One linux-based product is already poised to overtake Apple. Android, which is a linux-based software stack, is growing fast. By some measures it has already overtaken the iPhone; by most other measures it will overtake iPhone sometime in 2011 or 2012 ... for the same reason Windows 3.1 dominated over Apple when PC's first arrived on the scene.
Your initial point is correct, though. People don't *want* their mobile devices to look or quack like desktop computers. Keeping the environment fairly rigid is important for a low-power portable device -- Palm figured that out a very long time ago.
By the way ... Apple did the Linux world a big favor. Desktop linux systems have had online software repositories for a long time, but Windows users were accustomed to "put in the CD and run SETUP.EXE". Now, thanks to Apple, people are totally aware of how an "app store" works.
As a result, the argument of "oh, to use Linux you have to learn how to compile software from source code" (which is of course a myth, or FUD if you prefer) is now easily refuted. If the Linux in question is Ubuntu, for example, you can just say "No, it has an app store. Here it is. See?"
Once again you are falling into the trap of thinking of "Linux" as a
single product controlled by a single entity.
HA HA!!! You ADMIT it is a TRAP! :-)
You're right, though, I mean ubuntu, but any intended-for-desktop distro.
Your initial point is correct, though. People don't *want* their
mobile devices to look or quack like desktop computers. Keeping the
My point is most people don't want their desktop computers to look or quack like desktop computers either.
Microsoft's decline may not be slow. IBM's was slow for the period. Big Blue went quick after they sold their basic stuff to National Cash Register. MS may start selling divisions off.
They kaboshed their flight simulator dept, no? They could have sold that.
What I keep hearing about .Net is that C# is an elegant language, but
the .Net runtime is typical Microsoft rubbish (basically a GC'ed
version of Win32).
Wondering where you're hearing that, aside from your usual anti-Miguel sources. .NET's runtime is also quite elegant and has a few key efficiency features that are missing from Java's overly-simplistic memory model: value types, and reified generics. The importance of reified generics can't be overstated; it really cuts down on runtime memory overhead by a significant factor by allowing value types and primitives to be stored inline.

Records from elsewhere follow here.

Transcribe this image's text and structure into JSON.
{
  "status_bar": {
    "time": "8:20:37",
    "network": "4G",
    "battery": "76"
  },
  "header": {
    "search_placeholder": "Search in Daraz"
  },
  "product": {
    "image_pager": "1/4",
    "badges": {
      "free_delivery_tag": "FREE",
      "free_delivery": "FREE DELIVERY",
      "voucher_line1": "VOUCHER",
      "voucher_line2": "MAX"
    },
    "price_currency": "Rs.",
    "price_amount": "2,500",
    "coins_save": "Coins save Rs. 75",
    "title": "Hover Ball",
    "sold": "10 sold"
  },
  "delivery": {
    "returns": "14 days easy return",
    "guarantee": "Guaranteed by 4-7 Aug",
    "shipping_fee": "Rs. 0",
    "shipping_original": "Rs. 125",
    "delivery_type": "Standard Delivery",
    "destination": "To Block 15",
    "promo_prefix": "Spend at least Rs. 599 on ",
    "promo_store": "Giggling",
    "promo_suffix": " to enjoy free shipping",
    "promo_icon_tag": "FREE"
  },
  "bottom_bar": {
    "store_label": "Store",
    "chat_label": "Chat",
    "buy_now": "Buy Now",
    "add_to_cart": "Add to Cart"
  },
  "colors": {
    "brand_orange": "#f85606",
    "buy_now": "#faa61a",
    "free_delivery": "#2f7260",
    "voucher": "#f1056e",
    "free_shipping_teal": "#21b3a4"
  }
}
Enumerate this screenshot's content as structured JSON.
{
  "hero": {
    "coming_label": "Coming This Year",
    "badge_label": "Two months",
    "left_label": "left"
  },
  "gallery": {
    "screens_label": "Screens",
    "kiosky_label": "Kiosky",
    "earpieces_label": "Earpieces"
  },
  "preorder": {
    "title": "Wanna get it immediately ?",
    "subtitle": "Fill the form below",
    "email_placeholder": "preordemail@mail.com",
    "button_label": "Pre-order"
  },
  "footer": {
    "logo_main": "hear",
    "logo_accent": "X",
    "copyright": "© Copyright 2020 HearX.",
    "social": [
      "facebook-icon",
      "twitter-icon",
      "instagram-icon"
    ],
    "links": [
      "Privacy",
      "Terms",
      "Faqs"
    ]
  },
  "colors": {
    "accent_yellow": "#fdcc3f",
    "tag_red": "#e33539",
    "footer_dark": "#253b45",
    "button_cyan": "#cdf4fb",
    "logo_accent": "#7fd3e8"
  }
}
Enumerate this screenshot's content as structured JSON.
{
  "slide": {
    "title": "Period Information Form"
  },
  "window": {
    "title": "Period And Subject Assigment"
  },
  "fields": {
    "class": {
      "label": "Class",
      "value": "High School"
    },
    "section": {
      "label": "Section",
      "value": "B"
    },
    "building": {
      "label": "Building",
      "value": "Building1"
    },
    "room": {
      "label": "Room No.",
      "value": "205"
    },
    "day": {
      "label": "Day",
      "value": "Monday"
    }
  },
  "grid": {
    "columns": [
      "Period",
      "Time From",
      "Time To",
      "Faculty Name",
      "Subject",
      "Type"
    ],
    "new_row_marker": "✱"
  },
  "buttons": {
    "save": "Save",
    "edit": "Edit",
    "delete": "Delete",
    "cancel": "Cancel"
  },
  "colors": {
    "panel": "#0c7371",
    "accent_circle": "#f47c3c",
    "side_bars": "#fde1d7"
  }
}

Some of the libraries are also quite nice. IEnumerable/IQueryable are serious functional-programming heavyweights.
memory model: value types, and reified generics. The importance of
reified generics can't be overstated; it really cuts down on runtime
erm... I do so enjoy reading up on all this stuff you throw our way, that's my new way of keeping up with my resume acronyms, but having read exactly 2 paragraphs on the subject I am now an authority, so let's debate for a minute exactly why C#'s way is better.
I mean from a design point of view, sure it's better that it's part of the entire system design and not just a language feature, but if I'm reading it right, java throws out all the generic type stuff (which is fine by me) and doesn't put it in the byte code and C# does.
So C# has to spend more time dealing with generic types at runtime.
How is this better? (you know me, it's all about performance)
I'm probably not getting the whole picture, but if all generic goofyness for a type simplifies to the same thing in java, and doesn't in C# doesn't that just make C# code more bloaty while functionally doing the same thing?
If the compiler has verified that everything is type safe, why waste runtime cpu dealing with it at all?